A gynecologist from Mali named Ousseiny Coulibaly who evidently often treats such women says multiple marriage either does not exist or is none of his concern. This attitude of non-concern extends, according to the New York Times article linked above, to the city’s social- services agencies:

Don’t-ask-don’t-know policies prevail in many agencies that deal with immigrant families in New York, perhaps because there is no framework for addressing polygamy in a city that prides itself on tolerance of religious, cultural and sexual differences — and on support for human rights and equality.

Last summer, when a nonprofit agency in the Bronx surveyed the needs of the sub-Saharan immigrants in its child care and literacy programs, questionnaires asked about interest in marriage counseling, but not about polygamy.

“This is a very private community,” said Rose Rivera, director of Head Start at the agency, the Women’s Housing and Employment Development Corporation, which largely relies on the fathers to translate for the mothers. “They’re not really ready to trust us.:


Ms Rivera thus takes the position that her primary if not sole mission is to make sure that her clients get the services she is paid to provide. The idea that immigrants might need to conform to the prevailing culture if they are to make it here evidently, and might benefit from her unambiguously telling them so, does not much concern her. Just make sure the “programs” that constitute her little empire have full enrollment, so that they may expand and conquer more of the private space of free men and women.

The academy does no better, if Miriam Cooke’s remarks in City Journal are any example:
It would be difficult to exaggerate the through-the-looking-glass quality of postcolonialist theory when it comes to the subject of women. Female suicide bombers are a good thing, because they are strong women demonstrating “agency” against colonial powers. Polygamy too must be shown due consideration. “Polygamy can be liberating and empowering,” Cooke answered sunnily when I asked her about it. “Our norm is the Western, heterosexual, single couple. If we can imagine different forms that would allow us to be something other than a heterosexual couple, we might imagine polygamy working,” she explained murkily. Some women, she continued, are relieved when their husbands take a new wife: they won’t have to service him so often. Or they might find they now have the freedom to take a lover. But, I ask, wouldn’t that be dangerous in places where adulteresses can be stoned to death? At any rate, how common is that? “I don’t know,” Cooke answers, “I’m interested in discourse.”

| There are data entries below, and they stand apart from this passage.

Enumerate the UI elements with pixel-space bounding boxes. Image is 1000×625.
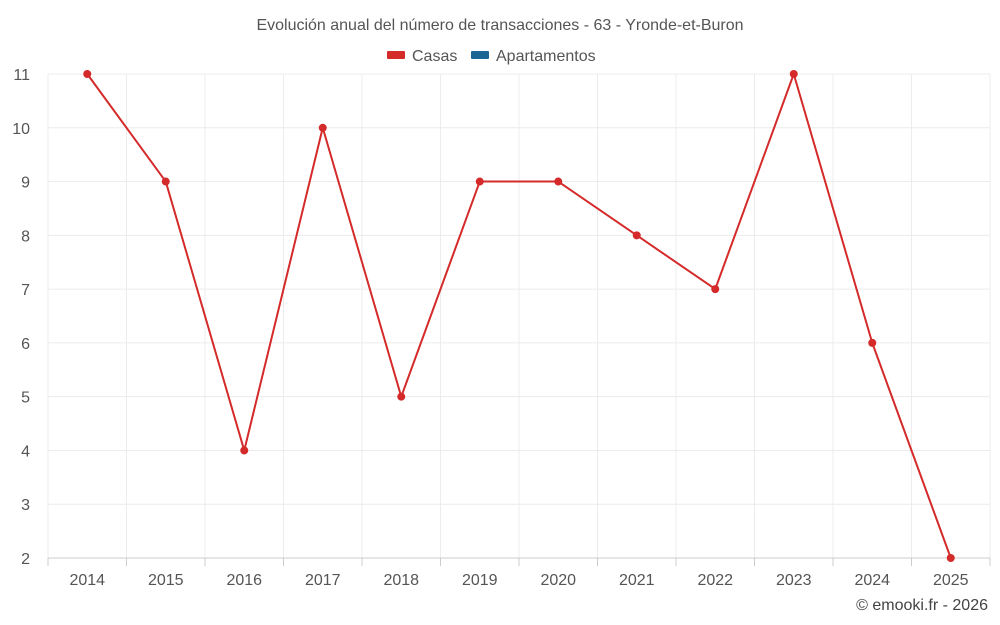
y-tick-label: 3 [21, 497, 30, 514]
x-tick-label: 2017 [305, 572, 341, 589]
x-tick-label: 2022 [697, 572, 733, 589]
data-point-casas-2016[interactable] [240, 446, 249, 455]
chart-title: Evolución anual del número de transaccio… [256, 17, 743, 34]
x-tick-label: 2020 [540, 572, 576, 589]
y-tick-label: 9 [21, 175, 30, 192]
x-tick-label: 2015 [148, 572, 184, 589]
data-point-casas-2023[interactable] [789, 70, 798, 78]
x-tick-label: 2021 [619, 572, 655, 589]
data-point-casas-2025[interactable] [946, 554, 955, 562]
legend-label-casas: Casas [412, 48, 457, 65]
data-point-casas-2018[interactable] [397, 392, 406, 401]
x-tick-label: 2019 [462, 572, 498, 589]
credit-text: © emooki.fr - 2026 [856, 597, 988, 614]
data-point-casas-2024[interactable] [868, 338, 877, 347]
series-line-casas [86, 73, 952, 559]
y-tick-label: 6 [21, 336, 30, 353]
data-point-casas-2020[interactable] [554, 177, 563, 186]
axes: 2 3 4 5 6 7 8 9 10 11 2014 2015 2016 2017 2018 2019 2020… [12, 67, 991, 589]
y-tick-label: 5 [21, 390, 30, 407]
legend-item-apartamentos[interactable]: Apartamentos [471, 48, 596, 65]
legend-swatch-casas [387, 51, 405, 59]
data-point-casas-2022[interactable] [711, 285, 720, 294]
data-point-casas-2014[interactable] [83, 70, 92, 78]
grid [47, 73, 991, 558]
y-tick-label: 11 [13, 67, 30, 84]
legend[interactable]: Casas Apartamentos [387, 48, 596, 65]
data-point-casas-2015[interactable] [161, 177, 170, 186]
data-point-casas-2019[interactable] [475, 177, 484, 186]
series [83, 70, 955, 562]
y-tick-label: 8 [21, 228, 30, 245]
y-tick-label: 2 [21, 551, 30, 568]
data-point-casas-2017[interactable] [318, 123, 327, 132]
y-tick-label: 10 [12, 121, 30, 138]
y-tick-label: 7 [21, 282, 30, 299]
x-tick-label: 2023 [776, 572, 812, 589]
x-tick-label: 2016 [226, 572, 262, 589]
legend-label-apartamentos: Apartamentos [496, 48, 596, 65]
x-tick-label: 2025 [933, 572, 969, 589]
x-tick-label: 2024 [854, 572, 890, 589]
data-point-casas-2021[interactable] [632, 231, 641, 240]
legend-item-casas[interactable]: Casas [387, 48, 457, 65]
y-tick-label: 4 [21, 443, 30, 460]
x-tick-label: 2018 [383, 572, 419, 589]
legend-swatch-apartamentos [471, 51, 489, 59]
x-tick-label: 2014 [69, 572, 105, 589]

Color me cynical, but I would be inclined to disbelieve Prof. Cooke’s relaxed attitude toward women being freed from having to “service” (a suggestive word in itself for someone specializing in women’s studies) their husbands unless she were equally laissez-faire about polygyny among heretical Mormons in Utah in Arizona. And I very much doubt that, since the attitude of the right sorts of people to those polygynists is usually quite different. Prof. Cooke's enthusiasm is about waging war on her own culture, and not defending another.

As I say, religious affirmation of polygyny (affirmation of polyandry is noticeably rare; make of that what you will) is none of my concern. But the gleefully supine way in which the people on the front lines of government and academia will surrender the cultural ramparts in the name of “tolerance” and “discourse” is a sign of a culture well along the highway of decadence.